In an effort to reduce its reliance on Asia for the small computer chips that run everything from vehicles to washing machines, the European Union was getting closer on Tuesday to getting permission for a proposal to increase semiconductor output.
The 43 billion euro ($47 billion) Chips Act, which combines public and private funds and permits state aid to launch significant expenditures for chipmaking facilities, was the result of an informal agreement between the European Parliament and the bloc’s 27 member states.
Ebba Busch, the industry minister for Sweden, which is now holding the rotating EU presidency, stated in a statement that “The Chips Act puts Europe in the front line of cutting-edge technologies which are essential for our green and digital transitions.”
The European Union is struggling to stay up with the United States, which passed its own $52 billion Chips Act to support the semiconductor industry in that country.
The EU Chips Act will coordinate national and EU investment while also tying together research, design, and testing.

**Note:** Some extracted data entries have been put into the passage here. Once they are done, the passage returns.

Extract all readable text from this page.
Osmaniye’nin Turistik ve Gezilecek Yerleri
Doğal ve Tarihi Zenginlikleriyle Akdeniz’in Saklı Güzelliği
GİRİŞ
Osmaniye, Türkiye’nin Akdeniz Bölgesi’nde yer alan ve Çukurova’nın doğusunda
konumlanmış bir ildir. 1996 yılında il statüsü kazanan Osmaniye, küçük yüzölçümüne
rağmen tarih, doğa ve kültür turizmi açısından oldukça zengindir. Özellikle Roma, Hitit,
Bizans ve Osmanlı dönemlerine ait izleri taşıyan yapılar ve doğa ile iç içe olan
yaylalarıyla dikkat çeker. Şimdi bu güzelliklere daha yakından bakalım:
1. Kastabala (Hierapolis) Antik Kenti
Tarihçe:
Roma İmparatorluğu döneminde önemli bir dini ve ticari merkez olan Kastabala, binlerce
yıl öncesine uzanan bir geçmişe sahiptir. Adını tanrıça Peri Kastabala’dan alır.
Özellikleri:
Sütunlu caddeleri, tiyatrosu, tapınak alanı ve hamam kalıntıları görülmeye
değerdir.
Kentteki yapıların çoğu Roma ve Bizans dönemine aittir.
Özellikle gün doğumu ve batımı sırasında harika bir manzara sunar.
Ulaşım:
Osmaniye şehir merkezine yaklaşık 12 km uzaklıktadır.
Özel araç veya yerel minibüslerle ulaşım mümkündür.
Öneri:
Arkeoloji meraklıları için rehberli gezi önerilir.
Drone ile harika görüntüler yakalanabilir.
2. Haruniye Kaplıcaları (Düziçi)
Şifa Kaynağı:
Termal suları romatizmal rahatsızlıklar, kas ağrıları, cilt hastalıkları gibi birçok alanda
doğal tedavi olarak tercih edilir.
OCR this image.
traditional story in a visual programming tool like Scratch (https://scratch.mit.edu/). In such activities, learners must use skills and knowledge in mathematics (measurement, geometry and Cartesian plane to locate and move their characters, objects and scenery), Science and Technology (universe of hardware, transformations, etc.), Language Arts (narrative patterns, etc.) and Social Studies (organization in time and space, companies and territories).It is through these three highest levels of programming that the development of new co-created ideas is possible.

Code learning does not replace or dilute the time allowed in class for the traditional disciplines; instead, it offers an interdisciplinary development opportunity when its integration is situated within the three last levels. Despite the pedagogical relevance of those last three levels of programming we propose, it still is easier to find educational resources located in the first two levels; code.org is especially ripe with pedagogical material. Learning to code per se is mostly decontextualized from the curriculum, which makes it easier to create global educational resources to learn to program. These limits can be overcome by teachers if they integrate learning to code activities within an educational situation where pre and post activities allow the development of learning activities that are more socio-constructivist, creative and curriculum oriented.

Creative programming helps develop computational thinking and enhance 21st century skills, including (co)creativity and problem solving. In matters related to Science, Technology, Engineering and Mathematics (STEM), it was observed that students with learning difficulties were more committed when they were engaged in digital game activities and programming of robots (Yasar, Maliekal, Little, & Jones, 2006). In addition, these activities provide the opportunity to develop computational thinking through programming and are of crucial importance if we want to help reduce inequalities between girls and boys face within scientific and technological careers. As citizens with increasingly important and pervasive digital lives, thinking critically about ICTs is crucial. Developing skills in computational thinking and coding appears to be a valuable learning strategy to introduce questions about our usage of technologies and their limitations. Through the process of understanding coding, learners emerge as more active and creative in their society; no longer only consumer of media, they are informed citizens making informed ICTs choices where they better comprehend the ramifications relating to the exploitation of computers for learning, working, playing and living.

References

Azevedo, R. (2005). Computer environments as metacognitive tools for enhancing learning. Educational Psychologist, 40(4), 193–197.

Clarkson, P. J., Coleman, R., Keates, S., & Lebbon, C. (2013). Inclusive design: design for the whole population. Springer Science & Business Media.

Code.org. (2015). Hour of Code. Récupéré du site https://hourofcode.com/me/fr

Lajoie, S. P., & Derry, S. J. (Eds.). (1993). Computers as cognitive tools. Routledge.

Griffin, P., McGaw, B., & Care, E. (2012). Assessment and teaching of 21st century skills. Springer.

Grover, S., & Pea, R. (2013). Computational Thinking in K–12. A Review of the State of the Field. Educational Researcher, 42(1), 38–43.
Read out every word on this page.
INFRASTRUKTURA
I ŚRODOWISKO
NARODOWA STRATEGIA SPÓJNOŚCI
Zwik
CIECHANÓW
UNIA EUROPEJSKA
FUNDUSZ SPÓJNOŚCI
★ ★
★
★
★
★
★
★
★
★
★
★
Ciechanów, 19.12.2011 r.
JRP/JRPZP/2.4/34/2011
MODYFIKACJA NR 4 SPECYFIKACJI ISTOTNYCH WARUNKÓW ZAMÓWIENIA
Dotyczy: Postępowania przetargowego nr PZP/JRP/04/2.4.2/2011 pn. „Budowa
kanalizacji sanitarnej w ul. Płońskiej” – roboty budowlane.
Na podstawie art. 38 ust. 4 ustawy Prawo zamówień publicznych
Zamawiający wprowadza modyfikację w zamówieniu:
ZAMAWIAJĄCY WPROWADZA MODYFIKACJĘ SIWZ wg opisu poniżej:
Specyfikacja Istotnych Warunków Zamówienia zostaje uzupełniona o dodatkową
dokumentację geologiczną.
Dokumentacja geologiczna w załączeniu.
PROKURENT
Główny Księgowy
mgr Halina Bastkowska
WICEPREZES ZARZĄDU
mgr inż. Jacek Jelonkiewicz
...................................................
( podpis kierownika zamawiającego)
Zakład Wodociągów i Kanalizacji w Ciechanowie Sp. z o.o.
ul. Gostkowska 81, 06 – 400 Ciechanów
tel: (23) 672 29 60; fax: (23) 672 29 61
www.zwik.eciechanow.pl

It seeks to support the growth of the semiconductor sector so that by 2030, the bloc’s market share of worldwide chip production would increase to 20%.
Both the U.S. and the EU aim to lessen their reliance on Asia, which produces the majority of the world’s semiconductors. This dependence was made vulnerable by the COVID-19 epidemic, which caused supply chain disruptions that resulted in protracted shortages of automobiles, smartphones, and medical equipment.
Chips are integrated circuits that are placed in a semiconductor, a substance that can control the flow of electricity, most notably silicon. It’s common to use the phrases “chip” and “semiconductor” interchangeably.